Ilke Cide, a doctoral student who was in the Guzelbahce region of Izmir at the time of the earthquake, said he went inland after the waters rose after the earthquake.
“I’m very used to earthquakes … so I didn’t take it very seriously at first, but this time it was really scary,” he said, adding that the earthquake lasted at least 25 seconds.
The earthquake triggered a small-scale tsunami in Seferihisar district, Huseyin Alan, head of Turkey’s Chamber of Geological Engineers, told the state-run TRT news agency, warning people to stay away from buildings.
Images on social media showed debris, including refrigerators, chairs and tables, floating down the streets in the deluge. TRT Haber showed cars dragged through the water and stacked on top of each other.
Turkey’s Presidency of Emergency and Disaster Management (AFAD) said it was a 6.6 magnitude earthquake, while the US Geological Survey said it was 7.0. It struck around 11:50 GMT and was felt along the Aegean coast of Turkey and the northwestern region of Marmara.
The US Geological Survey said the depth was 10 kilometers (six miles) and the epicenter was 33.5 kilometers (20.8 miles) off the coast of Turkey.
Ali Yerlikaya, the governor of Istanbul, where the earthquake was also felt, said there were no reports of damage there.

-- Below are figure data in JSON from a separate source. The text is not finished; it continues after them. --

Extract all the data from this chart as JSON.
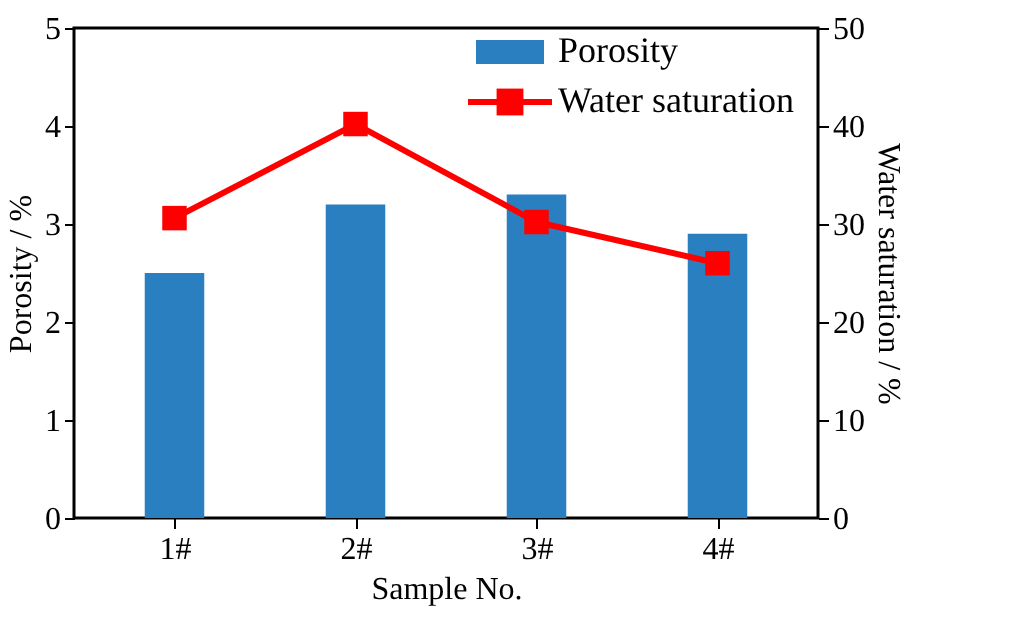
{
  "chart_data": {
    "type": "bar",
    "xlabel": "Sample No.",
    "ylabel": "Porosity / %",
    "y2label": "Water saturation / %",
    "categories": [
      "1#",
      "2#",
      "3#",
      "4#"
    ],
    "series": [
      {
        "name": "Porosity",
        "color": "#2a7fc1",
        "values": [
          2.5,
          3.2,
          3.3,
          2.9
        ]
      },
      {
        "name": "Water saturation",
        "type": "line",
        "axis": "y2",
        "color": "#ff0000",
        "values": [
          30.6,
          40.2,
          30.2,
          26.0
        ]
      }
    ],
    "ylim": [
      0,
      5
    ],
    "yticks": [
      0,
      1,
      2,
      3,
      4,
      5
    ],
    "y2lim": [
      0,
      50
    ],
    "y2ticks": [
      0,
      10,
      20,
      30,
      40,
      50
    ],
    "marker": "square",
    "line_style": "solid",
    "grid": false,
    "legend": "top right"
  }
}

Traversed by major faults, Turkey is among the most earthquake-prone countries in the world. More than 17,000 people died in August 1999 when a 7.6 magnitude earthquake struck Izmit, a city southeast of Istanbul. In 2011, an earthquake in the eastern city of Van killed more than 500 people.
The foreign ministers of Turkey and Greece pledged on Friday to assist each other in rescue and recovery efforts. The two countries have been embroiled in a dispute over energy rights in the eastern Mediterranean.

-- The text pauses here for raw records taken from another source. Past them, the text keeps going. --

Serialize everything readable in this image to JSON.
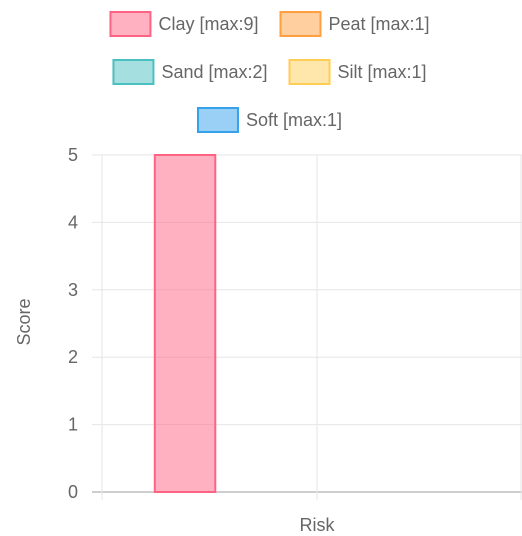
{
  "chart_data": {
    "type": "bar",
    "categories": [
      "Risk"
    ],
    "series": [
      {
        "name": "Clay [max:9]",
        "values": [
          5
        ],
        "color": "#ff6384",
        "fill": "rgba(255,99,132,0.5)"
      },
      {
        "name": "Peat [max:1]",
        "values": [
          0
        ],
        "color": "#ff9f40",
        "fill": "rgba(255,159,64,0.5)"
      },
      {
        "name": "Sand [max:2]",
        "values": [
          0
        ],
        "color": "#4bc0c0",
        "fill": "rgba(75,192,192,0.5)"
      },
      {
        "name": "Silt [max:1]",
        "values": [
          0
        ],
        "color": "#ffcd56",
        "fill": "rgba(255,205,86,0.5)"
      },
      {
        "name": "Soft [max:1]",
        "values": [
          0
        ],
        "color": "#36a2eb",
        "fill": "rgba(54,162,235,0.5)"
      }
    ],
    "xlabel": "Risk",
    "ylabel": "Score",
    "ylim": [
      0,
      5
    ],
    "yticks": [
      "0",
      "1",
      "2",
      "3",
      "4",
      "5"
    ],
    "grid": true,
    "legend_position": "top"
  }
}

“Minister of Foreign Affairs of Greece [Nikos] Dendias called our minister Mevlut Cavusoglu to wish him well. Both ministers stressed that they were ready to help each other in case of need, ”said the Turkish Foreign Ministry.
Greece shook
The earthquake was also felt in the eastern islands of Greece and even in the Greek capital, Athens.

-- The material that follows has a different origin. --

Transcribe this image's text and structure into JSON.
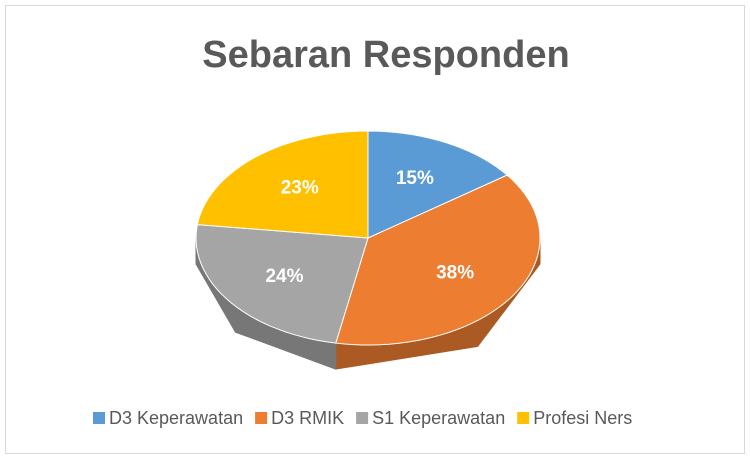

“We have had many earthquakes in the past, yet I have never felt one that lasted this long,” Anna Makris, school counseling coordinator in Athens, told Al Jazeera.
“There is a real sense of panic and now we are concerned about aftershocks,” Makris added.
Greek media said that residents of Samos and other islands fled their homes, while some rockslides were reported.
The director of the Samos hospital said four people were treated there for minor injuries. Both countries reported aftershocks.
Residents of Samos, an island with a population of about 45,000, were urged to stay away from coastal areas, Eftyhmios Lekkas, head of the Greek organization for anti-seismic planning, told Greece’s Skai TV.
“It was a very big earthquake, it’s difficult to have a bigger one,” Lekkas said.
Public television ERT reported that the earthquake caused a mini-tsunami in Samos and several buildings were damaged. It caused the walls of several houses to collapse and caused flooding in the port.
A resident of the Greek island of Ikaria, just off Samos, told Al Jazeera that he ran out of his house after “the earth began to move.”
“Some people screamed and began to cry while others tried to gather everyone in a safe place for fear that the buildings would collapse,” she said, asking not to be identified. “There are quite a few damaged buildings and landslides in different parts of the island.”